L’emblématique piscine de plein air du centre-ville de Grenoble franchit une étape historique. Après une phase d’expérimentation réussie, la municipalité a annoncé ce mercredi 13 mai la pérennisation d’une ouverture sur trois saisons.
Historiquement réservée aux mois de juillet et août, la piscine Jean Bron vit une petite révolution. Depuis le 31 mars dernier, ses lignes d’eau accueillent de nouveau scolaires, clubs et grand public. Ce point d’étape, réalisé par Laurence Ruffin, Maire de Grenoble, et Meriem Naili, adjointe aux Sports, confirme le succès de la phase d’essai lancée à l’automne 2025. Avec plus de 5 550 usagers à l’automne et déjà 4 188 entrées enregistrées depuis fin mars, l’engouement est au rendez-vous.

Cette réussite permet aujourd’hui d’acter la suite du projet. "Ce qu’on annonce, c’est la pérennisation et l’ouverture 3 saisons sur 4 de Jean Bron, c’est-à-dire au printemps, à l’été et à l’automne. Et c’est le lancement d’une trajectoire qui va être plus longue, puisque l’idée à moyen terme, c’est d’avoir Jean Bron 365", explique Laurence Ruffin.
Des aménagements techniques pour un coût maîtrisé ?
Pour transformer un bassin d’été en équipement capable de braver la fraîcheur printanière, la Ville a investi environ un million d’euros dans des dispositifs spécifiques. "Pour accueillir le public dès l’automne, on a pu mettre en place des barnums isolés et chauffés pour permettre aux personnes de venir à partir des vestiaires jusqu’au bassin de manière confortable", précise la municipalité. À cela s’ajoutent une couverture thermique nocturne et le raccordement au chauffage urbain, assuré à 80 % par des énergies renouvelables.

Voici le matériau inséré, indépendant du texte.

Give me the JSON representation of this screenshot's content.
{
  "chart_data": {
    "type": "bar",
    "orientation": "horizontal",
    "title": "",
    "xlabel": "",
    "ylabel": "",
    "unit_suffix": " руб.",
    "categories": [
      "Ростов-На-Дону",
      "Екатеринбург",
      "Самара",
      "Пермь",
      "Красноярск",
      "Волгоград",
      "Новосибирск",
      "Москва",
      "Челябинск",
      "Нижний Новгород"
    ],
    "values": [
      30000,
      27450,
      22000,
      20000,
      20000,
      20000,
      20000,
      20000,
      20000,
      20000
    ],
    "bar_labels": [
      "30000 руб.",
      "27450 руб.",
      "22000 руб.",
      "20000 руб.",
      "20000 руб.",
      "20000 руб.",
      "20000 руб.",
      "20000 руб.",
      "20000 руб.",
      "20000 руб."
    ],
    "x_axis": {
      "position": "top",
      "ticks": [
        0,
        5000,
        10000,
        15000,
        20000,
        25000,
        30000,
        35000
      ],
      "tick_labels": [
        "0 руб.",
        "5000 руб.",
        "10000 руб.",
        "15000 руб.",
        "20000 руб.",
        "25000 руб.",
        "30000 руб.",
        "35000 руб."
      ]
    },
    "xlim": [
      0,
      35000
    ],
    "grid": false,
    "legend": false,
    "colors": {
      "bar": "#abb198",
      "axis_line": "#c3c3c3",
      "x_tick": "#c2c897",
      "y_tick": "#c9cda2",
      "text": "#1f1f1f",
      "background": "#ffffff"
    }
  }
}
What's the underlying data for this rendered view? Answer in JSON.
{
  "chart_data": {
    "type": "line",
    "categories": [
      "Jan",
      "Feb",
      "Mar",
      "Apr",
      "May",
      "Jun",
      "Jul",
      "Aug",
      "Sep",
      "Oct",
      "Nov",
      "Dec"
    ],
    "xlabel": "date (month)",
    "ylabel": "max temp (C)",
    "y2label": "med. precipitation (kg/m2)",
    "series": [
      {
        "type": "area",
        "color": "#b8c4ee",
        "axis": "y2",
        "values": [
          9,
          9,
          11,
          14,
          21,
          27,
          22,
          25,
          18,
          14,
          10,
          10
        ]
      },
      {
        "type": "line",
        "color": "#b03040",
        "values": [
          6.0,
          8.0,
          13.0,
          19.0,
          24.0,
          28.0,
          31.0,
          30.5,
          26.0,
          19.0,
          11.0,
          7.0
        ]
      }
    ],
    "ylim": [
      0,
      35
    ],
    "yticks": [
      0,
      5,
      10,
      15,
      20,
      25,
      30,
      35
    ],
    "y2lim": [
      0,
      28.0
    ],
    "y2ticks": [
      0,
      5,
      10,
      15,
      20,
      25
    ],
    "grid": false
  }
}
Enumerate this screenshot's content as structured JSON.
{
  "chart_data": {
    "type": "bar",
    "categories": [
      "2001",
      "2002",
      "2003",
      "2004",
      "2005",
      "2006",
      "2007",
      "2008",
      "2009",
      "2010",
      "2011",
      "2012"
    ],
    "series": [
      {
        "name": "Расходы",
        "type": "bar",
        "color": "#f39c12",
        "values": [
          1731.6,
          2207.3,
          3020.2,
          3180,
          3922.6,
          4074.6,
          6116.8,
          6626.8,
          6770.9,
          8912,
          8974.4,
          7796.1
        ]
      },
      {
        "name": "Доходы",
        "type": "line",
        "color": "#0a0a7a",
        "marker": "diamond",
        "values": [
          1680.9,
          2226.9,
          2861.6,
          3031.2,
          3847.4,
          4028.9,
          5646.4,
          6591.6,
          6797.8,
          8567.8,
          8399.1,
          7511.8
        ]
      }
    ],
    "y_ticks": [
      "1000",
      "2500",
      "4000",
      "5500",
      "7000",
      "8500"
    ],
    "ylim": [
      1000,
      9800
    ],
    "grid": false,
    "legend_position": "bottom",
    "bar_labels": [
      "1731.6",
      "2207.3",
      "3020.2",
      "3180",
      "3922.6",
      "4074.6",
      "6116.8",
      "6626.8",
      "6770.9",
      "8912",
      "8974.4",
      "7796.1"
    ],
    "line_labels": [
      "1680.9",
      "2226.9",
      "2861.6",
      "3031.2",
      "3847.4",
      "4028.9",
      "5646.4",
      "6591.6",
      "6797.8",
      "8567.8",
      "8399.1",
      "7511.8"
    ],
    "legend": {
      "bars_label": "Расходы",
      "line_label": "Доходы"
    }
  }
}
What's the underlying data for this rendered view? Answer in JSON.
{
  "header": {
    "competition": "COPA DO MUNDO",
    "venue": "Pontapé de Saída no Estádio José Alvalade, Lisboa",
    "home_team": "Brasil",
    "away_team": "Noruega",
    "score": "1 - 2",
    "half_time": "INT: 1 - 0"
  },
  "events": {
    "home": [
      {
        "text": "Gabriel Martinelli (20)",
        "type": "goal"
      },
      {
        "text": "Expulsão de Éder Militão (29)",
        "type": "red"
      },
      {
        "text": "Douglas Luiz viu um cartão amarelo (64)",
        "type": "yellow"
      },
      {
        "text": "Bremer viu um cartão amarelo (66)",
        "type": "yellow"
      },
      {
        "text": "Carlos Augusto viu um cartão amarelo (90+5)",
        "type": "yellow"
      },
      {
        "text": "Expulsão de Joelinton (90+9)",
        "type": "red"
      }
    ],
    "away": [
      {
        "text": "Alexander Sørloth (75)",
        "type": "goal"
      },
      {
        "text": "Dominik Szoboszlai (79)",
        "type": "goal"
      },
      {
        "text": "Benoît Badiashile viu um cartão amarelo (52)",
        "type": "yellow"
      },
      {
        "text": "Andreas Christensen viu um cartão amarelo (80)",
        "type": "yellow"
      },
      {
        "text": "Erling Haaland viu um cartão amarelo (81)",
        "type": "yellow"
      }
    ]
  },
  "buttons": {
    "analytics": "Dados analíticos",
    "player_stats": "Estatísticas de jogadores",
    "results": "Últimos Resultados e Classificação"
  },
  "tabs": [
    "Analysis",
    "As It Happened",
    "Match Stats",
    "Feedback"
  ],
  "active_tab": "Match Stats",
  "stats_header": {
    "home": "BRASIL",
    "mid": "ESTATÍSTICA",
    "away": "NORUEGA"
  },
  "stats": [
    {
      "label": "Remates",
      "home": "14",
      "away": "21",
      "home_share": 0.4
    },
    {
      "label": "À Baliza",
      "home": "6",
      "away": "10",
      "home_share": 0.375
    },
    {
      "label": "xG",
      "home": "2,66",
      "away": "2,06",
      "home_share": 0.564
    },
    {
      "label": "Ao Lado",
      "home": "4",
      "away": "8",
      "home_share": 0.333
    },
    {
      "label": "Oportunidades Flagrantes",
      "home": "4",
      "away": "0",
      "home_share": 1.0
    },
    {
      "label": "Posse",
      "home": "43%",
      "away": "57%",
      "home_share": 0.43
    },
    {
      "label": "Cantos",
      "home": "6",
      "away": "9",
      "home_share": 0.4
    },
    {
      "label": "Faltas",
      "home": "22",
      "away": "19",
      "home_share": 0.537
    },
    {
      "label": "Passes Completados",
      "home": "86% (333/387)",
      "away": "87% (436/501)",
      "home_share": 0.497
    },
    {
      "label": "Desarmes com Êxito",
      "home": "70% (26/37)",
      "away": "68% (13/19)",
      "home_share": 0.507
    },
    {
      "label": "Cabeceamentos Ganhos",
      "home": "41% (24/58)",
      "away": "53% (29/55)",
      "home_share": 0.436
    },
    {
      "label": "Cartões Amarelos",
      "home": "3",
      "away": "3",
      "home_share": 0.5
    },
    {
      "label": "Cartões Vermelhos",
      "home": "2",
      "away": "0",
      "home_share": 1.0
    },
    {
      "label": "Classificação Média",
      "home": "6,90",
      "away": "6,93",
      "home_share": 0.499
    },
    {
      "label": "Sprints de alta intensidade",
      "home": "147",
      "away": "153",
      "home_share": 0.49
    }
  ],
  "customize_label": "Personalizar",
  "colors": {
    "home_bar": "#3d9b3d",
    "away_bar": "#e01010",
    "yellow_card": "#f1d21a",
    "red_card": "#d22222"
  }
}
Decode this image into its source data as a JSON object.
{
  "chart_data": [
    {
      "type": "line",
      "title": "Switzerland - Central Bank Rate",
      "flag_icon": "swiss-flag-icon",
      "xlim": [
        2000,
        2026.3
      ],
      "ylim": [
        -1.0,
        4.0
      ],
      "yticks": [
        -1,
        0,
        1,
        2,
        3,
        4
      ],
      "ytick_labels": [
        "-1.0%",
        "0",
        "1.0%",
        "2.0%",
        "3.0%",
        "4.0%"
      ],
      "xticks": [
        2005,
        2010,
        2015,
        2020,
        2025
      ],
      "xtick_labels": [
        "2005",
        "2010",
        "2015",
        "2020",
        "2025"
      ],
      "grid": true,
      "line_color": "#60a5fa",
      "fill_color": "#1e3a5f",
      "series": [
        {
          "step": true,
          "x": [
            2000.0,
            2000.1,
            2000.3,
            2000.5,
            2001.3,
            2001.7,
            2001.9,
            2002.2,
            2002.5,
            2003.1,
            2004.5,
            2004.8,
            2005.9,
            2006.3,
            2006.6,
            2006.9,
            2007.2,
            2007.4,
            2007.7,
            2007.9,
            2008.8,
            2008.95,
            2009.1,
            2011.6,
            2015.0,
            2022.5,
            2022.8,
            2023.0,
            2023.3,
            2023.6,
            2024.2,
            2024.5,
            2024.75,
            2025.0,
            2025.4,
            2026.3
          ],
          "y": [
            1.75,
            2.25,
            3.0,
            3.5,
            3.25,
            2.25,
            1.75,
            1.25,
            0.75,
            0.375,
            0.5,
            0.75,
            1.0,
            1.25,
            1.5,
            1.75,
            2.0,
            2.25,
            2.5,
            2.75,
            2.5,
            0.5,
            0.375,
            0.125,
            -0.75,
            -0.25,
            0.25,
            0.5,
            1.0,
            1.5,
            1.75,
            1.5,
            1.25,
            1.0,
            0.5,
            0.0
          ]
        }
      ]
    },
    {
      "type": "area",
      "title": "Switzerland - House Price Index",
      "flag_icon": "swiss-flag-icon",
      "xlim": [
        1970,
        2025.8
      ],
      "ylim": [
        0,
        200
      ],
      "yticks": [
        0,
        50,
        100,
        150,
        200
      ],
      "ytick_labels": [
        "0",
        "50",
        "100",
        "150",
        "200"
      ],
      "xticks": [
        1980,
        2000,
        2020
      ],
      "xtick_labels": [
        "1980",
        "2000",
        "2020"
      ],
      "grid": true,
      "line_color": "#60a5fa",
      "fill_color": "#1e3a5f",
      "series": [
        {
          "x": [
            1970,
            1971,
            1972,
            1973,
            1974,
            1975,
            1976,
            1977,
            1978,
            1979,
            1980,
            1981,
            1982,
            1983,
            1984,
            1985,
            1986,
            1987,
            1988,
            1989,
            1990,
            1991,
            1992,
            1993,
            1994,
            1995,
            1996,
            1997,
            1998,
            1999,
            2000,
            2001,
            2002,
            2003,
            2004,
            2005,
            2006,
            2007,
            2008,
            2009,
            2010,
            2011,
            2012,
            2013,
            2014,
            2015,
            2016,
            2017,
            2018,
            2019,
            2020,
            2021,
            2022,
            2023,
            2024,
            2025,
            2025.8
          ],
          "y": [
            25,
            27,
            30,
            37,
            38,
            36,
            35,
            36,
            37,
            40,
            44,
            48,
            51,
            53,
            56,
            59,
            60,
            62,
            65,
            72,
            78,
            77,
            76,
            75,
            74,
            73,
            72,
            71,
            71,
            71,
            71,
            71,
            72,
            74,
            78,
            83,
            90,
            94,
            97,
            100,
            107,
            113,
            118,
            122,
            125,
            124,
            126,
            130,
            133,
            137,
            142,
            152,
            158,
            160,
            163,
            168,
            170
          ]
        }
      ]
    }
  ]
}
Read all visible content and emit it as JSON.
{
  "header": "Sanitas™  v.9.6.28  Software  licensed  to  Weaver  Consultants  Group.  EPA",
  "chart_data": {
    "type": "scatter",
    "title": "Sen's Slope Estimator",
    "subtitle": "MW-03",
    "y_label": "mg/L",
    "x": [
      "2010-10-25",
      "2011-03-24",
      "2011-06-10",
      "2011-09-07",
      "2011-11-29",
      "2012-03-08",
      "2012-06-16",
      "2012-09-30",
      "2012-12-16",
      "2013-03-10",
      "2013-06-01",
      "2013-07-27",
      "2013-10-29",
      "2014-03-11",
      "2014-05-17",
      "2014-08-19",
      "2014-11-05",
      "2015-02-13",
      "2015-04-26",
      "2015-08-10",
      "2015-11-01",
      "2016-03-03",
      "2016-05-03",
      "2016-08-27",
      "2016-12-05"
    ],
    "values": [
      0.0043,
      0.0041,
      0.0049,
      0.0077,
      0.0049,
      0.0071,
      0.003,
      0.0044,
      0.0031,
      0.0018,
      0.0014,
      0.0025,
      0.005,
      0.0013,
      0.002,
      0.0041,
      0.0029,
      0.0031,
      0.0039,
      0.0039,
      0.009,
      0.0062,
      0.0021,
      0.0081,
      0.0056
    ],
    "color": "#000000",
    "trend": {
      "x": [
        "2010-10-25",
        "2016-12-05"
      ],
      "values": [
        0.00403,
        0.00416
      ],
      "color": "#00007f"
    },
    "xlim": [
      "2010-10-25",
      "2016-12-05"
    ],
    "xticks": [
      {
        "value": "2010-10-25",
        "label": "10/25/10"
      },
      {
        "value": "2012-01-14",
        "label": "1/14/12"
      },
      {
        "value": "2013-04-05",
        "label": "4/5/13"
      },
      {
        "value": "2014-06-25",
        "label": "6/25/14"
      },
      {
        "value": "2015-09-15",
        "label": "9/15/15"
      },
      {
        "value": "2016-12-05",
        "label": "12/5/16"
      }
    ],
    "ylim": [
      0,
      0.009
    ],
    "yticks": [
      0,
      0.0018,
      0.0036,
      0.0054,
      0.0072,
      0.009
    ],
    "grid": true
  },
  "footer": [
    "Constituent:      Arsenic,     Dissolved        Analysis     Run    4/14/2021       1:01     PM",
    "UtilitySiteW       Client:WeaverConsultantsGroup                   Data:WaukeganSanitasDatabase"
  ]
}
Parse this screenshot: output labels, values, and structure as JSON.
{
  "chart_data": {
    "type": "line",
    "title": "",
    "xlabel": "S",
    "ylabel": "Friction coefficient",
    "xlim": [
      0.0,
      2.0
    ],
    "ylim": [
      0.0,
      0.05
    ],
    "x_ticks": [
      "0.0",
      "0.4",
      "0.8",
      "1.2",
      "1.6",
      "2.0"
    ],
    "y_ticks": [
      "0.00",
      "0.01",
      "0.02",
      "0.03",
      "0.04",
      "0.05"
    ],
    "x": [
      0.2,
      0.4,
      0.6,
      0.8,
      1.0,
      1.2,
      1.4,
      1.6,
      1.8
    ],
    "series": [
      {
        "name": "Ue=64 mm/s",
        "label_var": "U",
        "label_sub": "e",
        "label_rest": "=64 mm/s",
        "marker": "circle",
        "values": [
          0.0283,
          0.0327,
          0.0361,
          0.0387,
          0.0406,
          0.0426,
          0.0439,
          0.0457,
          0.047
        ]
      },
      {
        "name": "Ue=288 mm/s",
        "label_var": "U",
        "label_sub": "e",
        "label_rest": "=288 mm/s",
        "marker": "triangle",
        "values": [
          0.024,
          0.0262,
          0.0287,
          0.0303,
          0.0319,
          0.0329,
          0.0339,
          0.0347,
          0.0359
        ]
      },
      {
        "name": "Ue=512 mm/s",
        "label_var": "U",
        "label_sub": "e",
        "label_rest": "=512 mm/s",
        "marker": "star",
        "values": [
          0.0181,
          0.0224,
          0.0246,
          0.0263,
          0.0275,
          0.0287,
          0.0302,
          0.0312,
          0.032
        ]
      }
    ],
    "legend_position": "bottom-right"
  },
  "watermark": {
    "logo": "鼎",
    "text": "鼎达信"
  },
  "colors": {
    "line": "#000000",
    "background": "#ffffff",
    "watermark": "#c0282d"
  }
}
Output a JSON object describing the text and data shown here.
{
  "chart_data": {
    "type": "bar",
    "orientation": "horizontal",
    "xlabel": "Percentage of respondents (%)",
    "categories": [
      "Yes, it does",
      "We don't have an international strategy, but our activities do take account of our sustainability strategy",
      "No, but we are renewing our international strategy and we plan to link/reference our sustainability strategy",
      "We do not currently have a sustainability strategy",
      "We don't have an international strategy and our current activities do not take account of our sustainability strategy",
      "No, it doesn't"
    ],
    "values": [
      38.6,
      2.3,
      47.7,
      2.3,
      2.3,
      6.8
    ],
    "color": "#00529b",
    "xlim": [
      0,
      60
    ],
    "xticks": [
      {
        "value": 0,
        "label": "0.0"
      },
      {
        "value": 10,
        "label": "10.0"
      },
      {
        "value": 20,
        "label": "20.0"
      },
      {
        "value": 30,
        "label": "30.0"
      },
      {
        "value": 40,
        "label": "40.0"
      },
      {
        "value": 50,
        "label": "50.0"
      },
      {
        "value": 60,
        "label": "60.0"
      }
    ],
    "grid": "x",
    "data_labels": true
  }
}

Meriem Naili souligne que le "coût de chauffage qui n’est pas plus important qu’une piscine couverte" . En effet, "sur la piscine ouverte, on n’a pas besoin de chauffer, de déshumidifier l’air ambiant, contrairement à une piscine couverte". Sur la première période d’essai, la dépense en fluides s’est élevée à "7 000 euros", un chiffre jugé très raisonnable par les élus au regard du service rendu.
Le "savoir-nager" : une urgence sociale et éducative
Au-delà de l’agrément, cette extension d’ouverture répond à une problématique majeure de santé publique. À Grenoble, les tests de natation en fin de primaire sont inférieurs à la moyenne nationale. "Dans les quartiers populaires de la ville, on est sur un enfant sur quatre qui accède au test du savoir nager. On a les trois quarts d’enfants qui ne réussissent pas le test", s’alarme l’adjointe aux sports.
Le manque d’infrastructures est pointé du doigt : "On a trois fois moins de piscines par habitant à Grenoble que dans d’autres villes". L’ouverture de Jean Bron sur trois saisons permet donc de compenser les fermetures techniques d’autres établissements, comme la piscine du Clos d’Or actuellement en travaux, et d’offrir des créneaux supplémentaires indispensables aux écoles.
Vers "Jean Bron 365" : les défis de demain
Si le projet "Jean Bron 215" (pour 215 jours d’ouverture) est désormais une réalité, le passage à une ouverture intégrale en hiver représente un défi d’une autre dimension. Pascal Reydellet, chef de service des équipements sportifs, tempère les attentes immédiates : "Aujourd’hui, la couverture thermique et les équipements qu’on a mis en place ne suffiraient pas. Il faudrait aller sur des gros travaux, notamment un passage qui puisse faire le lien entre les vestiaires et le bassin avec un sas."

La mairie va lancer des études complémentaires pour évaluer les investissements nécessaires, notamment pour garantir le confort du personnel de surveillance et optimiser le chauffage par grand froid. En attendant, Jean Bron se prépare pour sa saison estivale. L’ouverture printanière s’achèvera le 6 juin, avant de laisser place, dès le 15 juin, aux horaires d’été et aux traditionnelles nocturnes jusqu’à 20h30.